Wednesday, May 18, 2011

Competence


If you’re going to do something, you may as well do it well. Otherwise, find someone else who can. Ask them how to do it better now so that the next time a similar opportunity comes up, you can be the one who does it. It’s ok to make mistakes, as long as you learn from the experience and don’t make them again. We go through training and spend our time learning in order to better ourselves, in order to do whatever we do, better. Or at least, that’s the intention. It doesn’t always work out that way and I see this in all aspects of my life.

For me, I enjoy doing a good job. It doesn’t really matter whether I’m repairing a computer, building a retaining wall, making a Subway sandwich, proofing an advertisement, running a raid in World of Warcraft or writing. I am where I am and it’s pride in my work, no matter how shitty that work, that helps me move forward. When people describe me, I want them to use words like capable, competent, hard-working. Talented, intelligent, friendly are nice too, but are a subset of the prior descriptions.

When I owned my own business with a friend, one of our company philosophies was to do the best work for the most reasonable price. While monetary profit is important, our reputation for doing our work right the first time, for giving not only good advice, but the best advice was more important. A perfect example: one of our customers was having internet connection problems after her ISP changed their hardware. She spent hours on the phone with them and their solution would have cost her hundreds of dollars. She called us and we found the simplest, cheapest, and ultimately the only right answer to her problem. . . she reset her router to the factory defaults and voila, everything worked. The fix took about ten seconds and cost her nothing. Guess who she took all her business to until we closed our doors?

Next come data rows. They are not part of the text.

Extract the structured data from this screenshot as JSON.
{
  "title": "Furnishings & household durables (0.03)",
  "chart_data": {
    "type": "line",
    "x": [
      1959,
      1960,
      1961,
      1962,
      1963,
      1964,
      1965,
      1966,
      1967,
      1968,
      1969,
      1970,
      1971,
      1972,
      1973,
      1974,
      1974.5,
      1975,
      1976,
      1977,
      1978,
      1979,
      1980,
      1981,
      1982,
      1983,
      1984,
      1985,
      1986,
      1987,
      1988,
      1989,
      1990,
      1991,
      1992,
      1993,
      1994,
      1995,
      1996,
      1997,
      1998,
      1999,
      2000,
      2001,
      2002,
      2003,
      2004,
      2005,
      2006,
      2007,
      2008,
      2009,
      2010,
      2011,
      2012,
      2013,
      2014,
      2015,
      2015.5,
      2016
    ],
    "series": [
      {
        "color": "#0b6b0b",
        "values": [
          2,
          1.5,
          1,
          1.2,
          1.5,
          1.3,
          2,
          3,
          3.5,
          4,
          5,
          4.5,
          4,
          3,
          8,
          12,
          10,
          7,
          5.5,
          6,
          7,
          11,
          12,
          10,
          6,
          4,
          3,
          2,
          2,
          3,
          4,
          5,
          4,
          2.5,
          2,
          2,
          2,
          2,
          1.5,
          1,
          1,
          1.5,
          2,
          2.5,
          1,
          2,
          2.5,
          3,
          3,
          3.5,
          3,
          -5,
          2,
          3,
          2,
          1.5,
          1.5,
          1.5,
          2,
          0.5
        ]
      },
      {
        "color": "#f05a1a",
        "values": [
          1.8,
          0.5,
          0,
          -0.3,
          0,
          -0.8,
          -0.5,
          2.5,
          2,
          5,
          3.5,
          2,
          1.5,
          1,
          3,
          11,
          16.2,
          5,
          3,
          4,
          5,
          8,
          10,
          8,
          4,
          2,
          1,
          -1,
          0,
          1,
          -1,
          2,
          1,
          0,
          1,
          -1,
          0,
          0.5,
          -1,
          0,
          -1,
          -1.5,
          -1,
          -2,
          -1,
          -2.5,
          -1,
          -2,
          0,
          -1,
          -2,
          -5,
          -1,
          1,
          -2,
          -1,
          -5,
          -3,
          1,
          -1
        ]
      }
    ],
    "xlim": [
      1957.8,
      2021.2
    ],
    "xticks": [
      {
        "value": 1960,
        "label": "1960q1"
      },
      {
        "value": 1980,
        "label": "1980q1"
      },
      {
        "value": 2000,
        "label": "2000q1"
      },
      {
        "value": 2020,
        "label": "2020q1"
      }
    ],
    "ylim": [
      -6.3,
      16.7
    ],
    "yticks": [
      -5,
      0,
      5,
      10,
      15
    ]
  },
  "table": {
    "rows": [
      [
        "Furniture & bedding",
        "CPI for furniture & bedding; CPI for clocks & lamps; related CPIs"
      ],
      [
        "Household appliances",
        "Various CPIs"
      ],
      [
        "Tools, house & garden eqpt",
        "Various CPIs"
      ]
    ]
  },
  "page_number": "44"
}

The subject is so important to me that I recently left my guild in World of Warcraft and started one of my own called <Competence>. It’s founded on the idea that a casual group of skilled players can accomplish end game raiding goals in spite of minimal time spent. And our first night we killed a raid boss on our fifth try (similar to a puzzle game like Labyrinth, in which your marble can drop into a hole and you have to start over, only with 10 people who have to work together), in spite of a more experienced raider’s doubts about our ability to do so. For all that it’s a game, I’m proud of our accomplishments so far.

Finally we come to the spark that inspired this article. I work as a proofreader for an in house advertising agency. A recruiting project for our company made its way across my desk today and after reading through the copy, I was disappointed. It was limp, lifeless, repetitive and unengaging. Had they been attempting to recruit me with this project, I would not have been impressed. I wrote down some suggestions for changes and took them to the copy director. She hadn’t even seen the copy and both agreed with my opinion of the work and approved of the suggestions I made. While it feels good to have my own ideas accepted, I don’t think it should have made it that far. As an advertising agency for a major brand, our standards should be a little higher. We should look for and expect the product we ended with, not the product that came to me to be “finalized”. Maybe the company would be doing better overall if that were the case.

So there it is. Competence. You can only hit a target if you aim for it in the first place.